Bir baba ve anne evine bağlı olur, çocuklarının ihtiyacını normal ölçülerde karşılar, onları mutlu etmeye çalışırsa, iyi yetiştirirse, mürüvvetlerini görürse mutlu olur. Bir koca hanımın hakkını gözetir, hoş tutar, onun hoş geçinirse, yani onun mutlu olması için geldiği kadar çaba gösterirse, kendisi de mutlu olur. Hanım da öyle.

Çocuklar, ana-babalarına zorluk çıkarmazlarsa, onları üzecek işleri yapmazlarsa, onları hayata hazırlama çabalarını boşa çıkarmazlarsa, saygılı davranırlarsa, yaşlanınca yardımcı olurlarsa, gerekirse bakarlarsa ana-baba mutlu olur. Evli çocukların kendi evlerinde huzurlu hayatları, mutlu olmaları onlar için mutluluk sebebidir.  

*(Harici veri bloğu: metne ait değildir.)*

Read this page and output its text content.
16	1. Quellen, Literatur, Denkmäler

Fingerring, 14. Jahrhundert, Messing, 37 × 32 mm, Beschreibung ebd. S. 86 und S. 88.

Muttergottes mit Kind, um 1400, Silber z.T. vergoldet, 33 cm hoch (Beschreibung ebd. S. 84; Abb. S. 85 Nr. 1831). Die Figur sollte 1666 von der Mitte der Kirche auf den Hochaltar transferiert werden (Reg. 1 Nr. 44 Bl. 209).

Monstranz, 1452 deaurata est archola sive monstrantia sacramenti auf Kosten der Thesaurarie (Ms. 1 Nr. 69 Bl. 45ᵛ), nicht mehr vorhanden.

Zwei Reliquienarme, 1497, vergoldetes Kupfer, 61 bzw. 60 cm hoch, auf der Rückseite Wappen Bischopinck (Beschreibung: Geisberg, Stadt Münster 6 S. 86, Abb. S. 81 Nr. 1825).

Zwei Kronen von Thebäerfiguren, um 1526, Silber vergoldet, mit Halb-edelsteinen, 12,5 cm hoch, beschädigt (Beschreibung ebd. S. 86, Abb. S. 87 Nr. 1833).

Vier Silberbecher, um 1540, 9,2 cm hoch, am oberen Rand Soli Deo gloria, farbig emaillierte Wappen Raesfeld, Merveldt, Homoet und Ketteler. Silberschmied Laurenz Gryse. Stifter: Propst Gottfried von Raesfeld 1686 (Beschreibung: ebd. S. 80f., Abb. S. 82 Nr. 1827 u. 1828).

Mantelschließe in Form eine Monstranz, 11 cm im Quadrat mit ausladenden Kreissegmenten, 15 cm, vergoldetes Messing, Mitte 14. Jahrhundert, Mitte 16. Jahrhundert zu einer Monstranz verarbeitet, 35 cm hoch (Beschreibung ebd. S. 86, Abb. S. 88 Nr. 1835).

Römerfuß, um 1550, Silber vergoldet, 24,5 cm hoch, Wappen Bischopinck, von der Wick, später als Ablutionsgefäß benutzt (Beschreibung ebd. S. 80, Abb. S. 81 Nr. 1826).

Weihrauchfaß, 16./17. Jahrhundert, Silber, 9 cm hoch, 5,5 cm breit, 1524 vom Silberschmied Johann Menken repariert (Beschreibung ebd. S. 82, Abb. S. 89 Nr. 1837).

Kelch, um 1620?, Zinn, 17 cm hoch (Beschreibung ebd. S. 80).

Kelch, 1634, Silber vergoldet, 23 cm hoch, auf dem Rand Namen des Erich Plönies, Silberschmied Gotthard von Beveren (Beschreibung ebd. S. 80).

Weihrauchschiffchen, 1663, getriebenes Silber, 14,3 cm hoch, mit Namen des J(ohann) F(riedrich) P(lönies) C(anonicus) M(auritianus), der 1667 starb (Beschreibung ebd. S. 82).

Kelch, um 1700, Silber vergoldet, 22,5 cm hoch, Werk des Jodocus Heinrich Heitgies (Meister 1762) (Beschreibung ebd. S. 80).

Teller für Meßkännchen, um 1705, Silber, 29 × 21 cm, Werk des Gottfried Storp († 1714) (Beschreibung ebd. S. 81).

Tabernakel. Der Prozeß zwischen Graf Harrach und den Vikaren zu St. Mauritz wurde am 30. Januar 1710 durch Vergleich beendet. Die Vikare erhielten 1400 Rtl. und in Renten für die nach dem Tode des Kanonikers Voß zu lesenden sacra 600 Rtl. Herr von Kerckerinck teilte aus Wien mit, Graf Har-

Ana-babayı, akrabaları, eşi dostu –uzakta iseler- zaman zaman ziyaret etmek, telefon edip hâl hatır sormak onları mutlu eder. Bir hastayı evinde veya hastahânede ziyaret de öyledir.

Yakında veya uzakta olan bir yoksulun, bir yetimin, bir yalnızın ihtiyacını ve yalnızlığını karşılamak, kederli birisini teselli etmek, acısını olanın yarasını sarmak, birinin işini –gücü yetiyorsa- görmek, hep mutluluk verici şeylerdir. Elden geldiği kadar ikram ve ihsan etmek, paylaşmak, ihtiyaç gidermek yapanın gönlüne genişlik ve mutluluk verir. Zira karşı taraf bunlarla mutlu olmuştur.

Bayram dolaysıyla cemaate katılmak, bayramlaşmak, hediyeleşmek, bayram ziyaretinde bulunmak ne güzeldir. Komşularla, tanıdıklarla, iş arkadaşlarıyla, yani bulunduğu yerdekilerle iyi geçinmek de öyle. 

Düşünün ki siz basit bir şey veriyorsunuz, ya da tatlı-güzel bir söz söylüyorsunuz, ama karşı taraf memnun  ve mutlu oluyor. Bu, insana mutluluk vermez mi?

Birinin mutlu olmasına sebep olanın kendisi de mutluluğu tadar. Başkalarının mutsuzluğu üzerine mutluluk kurmak hayâldir. Başkalarını  mutsuz edenler asla mutlu olamazlar.

Peygamber (sav) bir sözünde herkes gücü yettiği kadar Allah yolunda sadaka vermeli (ihsan etmeli) dedi. Verecek bir şeyi olmayan ne yapmalı sorusuna; -“Kötülük yapmaktan uzak durur. Bu da onun için sadakadır” buyurdu. (Buhârî, Zekât/30 no: 1445, Edeb/33 no: 6022. Müslim, Zekât/55 no: 2333)

Bunu biz, hiç olmazsa başkasının mutsuzluğuna sebep olmamalı diye anlayabiliriz.